OHRID, North Macedonia - Three days of discussions between senior police officers from 53 countries in Europe and the wider INTERPOL membership have led to a call for greater coordination to effectively combat the region’s most pressing security threats.
INTERPOL’s 50th European Regional Conference saw delegates adopt recommendations to more closely align international efforts in a range of strategic areas, including counterterrorism, illicit trafficking and the sharing of police data.
The meeting took place as Europe faces a historic peak in the production of illegal narcotics, which has strengthened organized crime groups and led to an accompanying rise in violent crime across the region.
“The globalized nature of crime means that our respective borders are only as strong as our weakest links,” said Stephen Kavanagh, INTERPOL Executive Director of Police Services.
“The data contributed to INTERPOL is a contribution not just to national or regional security, but to global security,” Mr Kavanagh added.
A panel featuring leaders from European Union law enforcement bodies Europol and Frontex focused on the need for greater alignment between INTERPOL and regional policing bodies, to build a global model for a police data-sharing architecture and ensure Global Policing Goals are aligned with the United Nations Sustainable Development Goals.
“The most important part of international police cooperation is information exchange,” said Peter De Buysscher, INTERPOL Vice President for Europe, who chaired the conference. “We need a global data-sharing framework. There is no alternative.”
The volume of data in policing has increased dramatically in recent years, opening up new investigative opportunities but also posing data management challenges. At the international level, there is a crucial need to minimize duplication and increase alignment so that investigators or frontline officers have access to the right information when they need it.
Joint initiatives such as FIELDS, which brings together capabilities from INTERPOL and Frontex into a unified system that helps border officials spot fraudulent travel and identity documents, was highlighted as a concrete example of successful alignment.

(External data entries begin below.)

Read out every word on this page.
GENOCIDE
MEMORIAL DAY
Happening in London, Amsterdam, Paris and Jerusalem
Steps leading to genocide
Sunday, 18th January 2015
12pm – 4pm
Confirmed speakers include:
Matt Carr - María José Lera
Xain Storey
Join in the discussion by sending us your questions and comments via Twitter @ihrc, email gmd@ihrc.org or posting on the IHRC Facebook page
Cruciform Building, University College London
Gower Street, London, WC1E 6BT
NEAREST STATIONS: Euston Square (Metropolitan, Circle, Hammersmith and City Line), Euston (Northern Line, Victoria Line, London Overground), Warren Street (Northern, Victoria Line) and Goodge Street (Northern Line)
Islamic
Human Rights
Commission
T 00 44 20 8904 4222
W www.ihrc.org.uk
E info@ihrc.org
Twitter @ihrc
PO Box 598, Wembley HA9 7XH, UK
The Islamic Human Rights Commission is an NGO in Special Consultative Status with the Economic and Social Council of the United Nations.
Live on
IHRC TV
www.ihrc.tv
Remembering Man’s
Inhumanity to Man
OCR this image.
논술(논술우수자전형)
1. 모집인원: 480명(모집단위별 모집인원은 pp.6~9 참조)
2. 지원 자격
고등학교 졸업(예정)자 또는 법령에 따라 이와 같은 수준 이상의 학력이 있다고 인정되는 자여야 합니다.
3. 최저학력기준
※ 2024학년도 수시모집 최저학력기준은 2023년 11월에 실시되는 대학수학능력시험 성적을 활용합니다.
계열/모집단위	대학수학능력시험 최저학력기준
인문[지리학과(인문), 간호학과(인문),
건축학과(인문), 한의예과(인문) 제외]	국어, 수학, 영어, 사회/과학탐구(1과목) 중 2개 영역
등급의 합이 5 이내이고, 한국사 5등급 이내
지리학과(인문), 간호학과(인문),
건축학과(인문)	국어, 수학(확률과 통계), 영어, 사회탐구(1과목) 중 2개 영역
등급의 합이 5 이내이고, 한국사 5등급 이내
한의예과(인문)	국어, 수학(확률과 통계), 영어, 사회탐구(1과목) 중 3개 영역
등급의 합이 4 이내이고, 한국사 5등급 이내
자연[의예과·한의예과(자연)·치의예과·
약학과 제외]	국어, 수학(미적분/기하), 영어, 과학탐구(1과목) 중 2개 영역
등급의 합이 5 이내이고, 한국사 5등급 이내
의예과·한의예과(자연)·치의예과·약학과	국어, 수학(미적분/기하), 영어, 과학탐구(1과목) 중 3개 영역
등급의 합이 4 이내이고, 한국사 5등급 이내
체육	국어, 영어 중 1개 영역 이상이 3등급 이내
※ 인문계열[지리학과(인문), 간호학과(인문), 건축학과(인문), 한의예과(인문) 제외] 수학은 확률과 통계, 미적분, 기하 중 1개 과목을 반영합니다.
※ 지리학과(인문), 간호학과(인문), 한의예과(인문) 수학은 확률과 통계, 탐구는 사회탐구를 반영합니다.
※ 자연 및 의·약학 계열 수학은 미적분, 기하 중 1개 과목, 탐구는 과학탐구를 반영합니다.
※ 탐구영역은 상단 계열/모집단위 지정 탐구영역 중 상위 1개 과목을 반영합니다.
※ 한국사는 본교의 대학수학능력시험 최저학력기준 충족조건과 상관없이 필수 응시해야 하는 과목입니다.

What drug traffickers fear
European police leaders also discussed the rapidly evolving state of play with regards to drug trafficking and the organized crime groups behind the illicit trade.
The adaptability of networks was identified as a key challenge to enforcement, with groups often working across national and regional lines to secure ever-greater profits. To effectively combat such networks, police must be just as adaptive and even more collaborative.
Recent successes in INTERPOL initiatives such as the I-CAN project targeting the ‘Ndrangheta mafia group, closely involved in bringing cocaine from Latin America into Europe, were highlighted as examples of innovative international police cooperation.
Launched in 2020, I-CAN has already produced results that have “exceeded expectations”, according to one conference speaker, with more than 40 high-profile arrests and tens of thousands of pieces of intelligence exchanged.
“This is what drug traffickers fear,” said one closing speaker. “All of us in the same room, working together, exchanging information and breaking down walls.”